ASG
IBM
Zystems
Cressida
Icon
Netflexity
 
  MQSeries.net
Search  Search       Tech Exchange      Education      Certifications      Library      Info Center      SupportPacs      LinkedIn  Search  Search                                                                   FAQ  FAQ   Usergroups  Usergroups
 
Register  ::  Log in Log in to check your private messages
 
RSS Feed - WebSphere MQ Support RSS Feed - Message Broker Support

MQSeries.net Forum Index » WebSphere Message Broker (ACE) Support » WMQI takes a break every 65 seconds

Post new topic  Reply to topic
 WMQI takes a break every 65 seconds « View previous topic :: View next topic » 
Author Message
PeterPotkay
PostPosted: Fri Feb 28, 2003 7:29 am    Post subject: WMQI takes a break every 65 seconds Reply with quote

Poobah

Joined: 15 May 2001
Posts: 7722

QM1 (OS/390) needs to send a message to QM2 (Solaris).

QMHUB (NT) sits in the middle and hosts WMQI (2.1 CSD2). A message flow takes the COBOL format from QM1 and converts it to XML Accord format. A second message flow takes the XML Accord reply message and converts it back to COBOL format. There are no other flows doing any work on this WMQI setup.

The request messages are about 15-25K. The replies are under 5K. About 100 message per minute is the volume pretty consistently.


Every 65 seconds, the Input queue to the request flows starts backing up for about 5 seconds. During this backup, the DataflowEngine.exe drops to zero CPU. Then it kicks up to about 50% to clear the backlog, and then stays around 20% for the next 60 seconds, when the backup starts again. Every 65 seconds like clockwork.

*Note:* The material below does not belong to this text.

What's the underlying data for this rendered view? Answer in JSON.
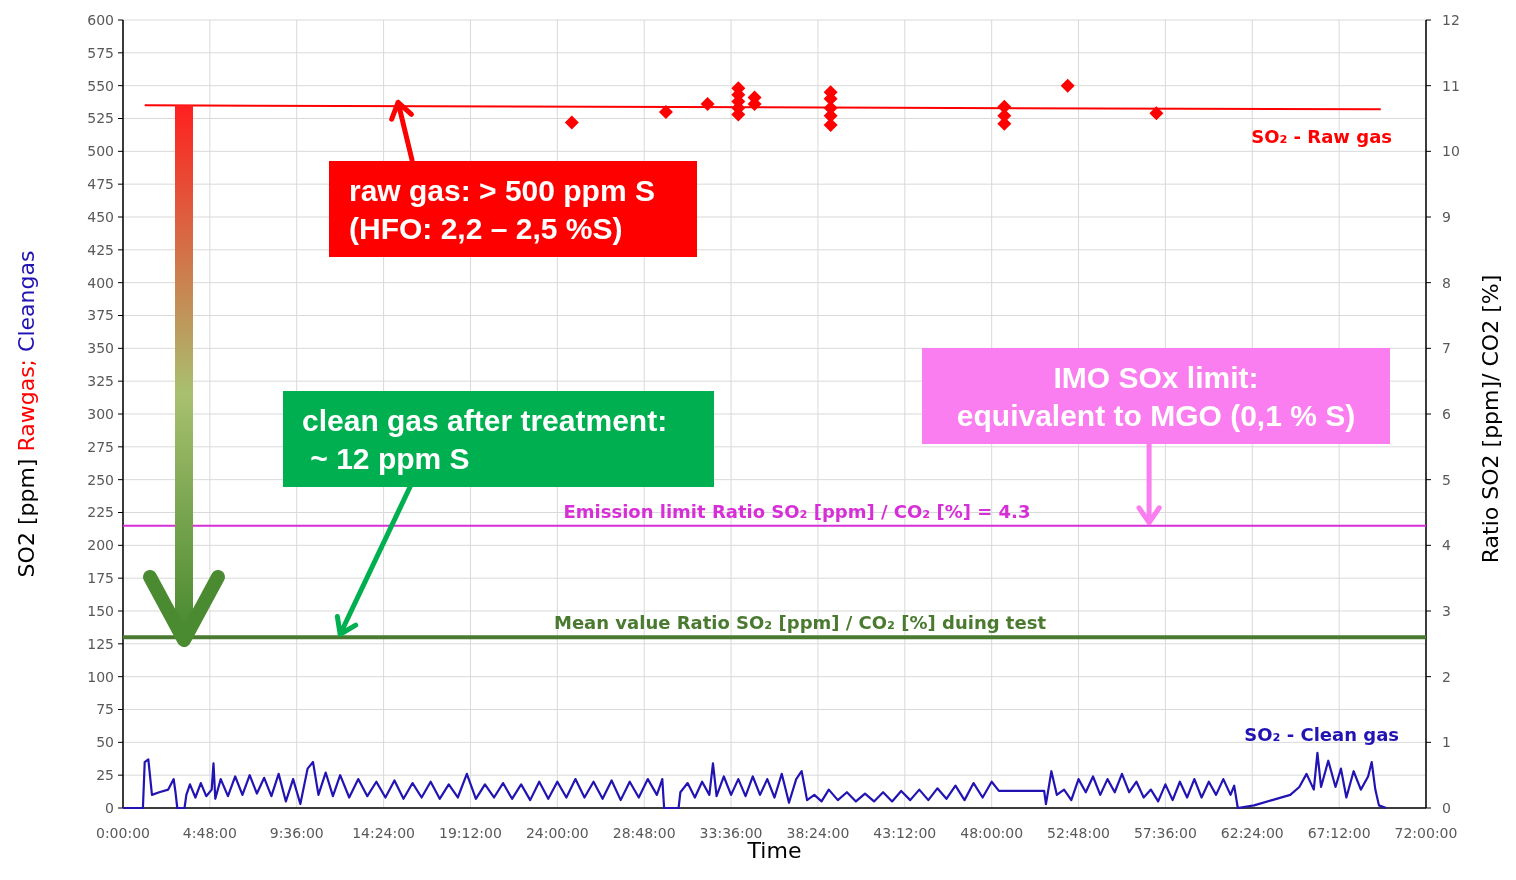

During the backup, CPU for the entire box drops down to near zero. I can't see that WMQI or any other application is busy at this time. Just every 65 seconds, WMQI decides to take a break.

Any ideas where to look for what? This is puzzling.
_________________
Peter Potkay
Keep Calm and MQ On
Back to top
View user's profile Send private message
yaakovd
PostPosted: Fri Feb 28, 2003 9:00 am    Post subject: Reply with quote

Partisan

Joined: 20 Jan 2003
Posts: 319
Location: Israel

What about garbage collection?
Or some other memory/DB cleanup?
Try change size of messages to 50 K. If this period will reduced?

It is just my guess... May be somebody knows an answer.
_________________
Best regards.
Yaakov
SWG, IBM Commerce, Israel
Back to top
View user's profile Send private message Send e-mail
kwelch
PostPosted: Fri Feb 28, 2003 9:01 am    Post subject: Reply with quote

Master

Joined: 16 May 2001
Posts: 255

I work with Peter and am the WMQI support for this application. I just wanted to add that this flow and execution group has been running on this box for a couple of months now with no problems. We have not done any recent deploys and as far as we know nothing has changed on this box from an NT perspective. This started happening a couple days ago and has been happening consistently every 65 seconds ever since. We scheduled a reboot of the machine last night and the problem is still persisting. All thoughts and ideas are welcome!!!!

Karen
Back to top
View user's profile Send private message Send e-mail
jefflowrey
PostPosted: Fri Feb 28, 2003 10:48 am    Post subject: Reply with quote

Grand Poobah

Joined: 16 Oct 2002
Posts: 19981

How are you measuring this 'backup'? Are you looking at queue depth?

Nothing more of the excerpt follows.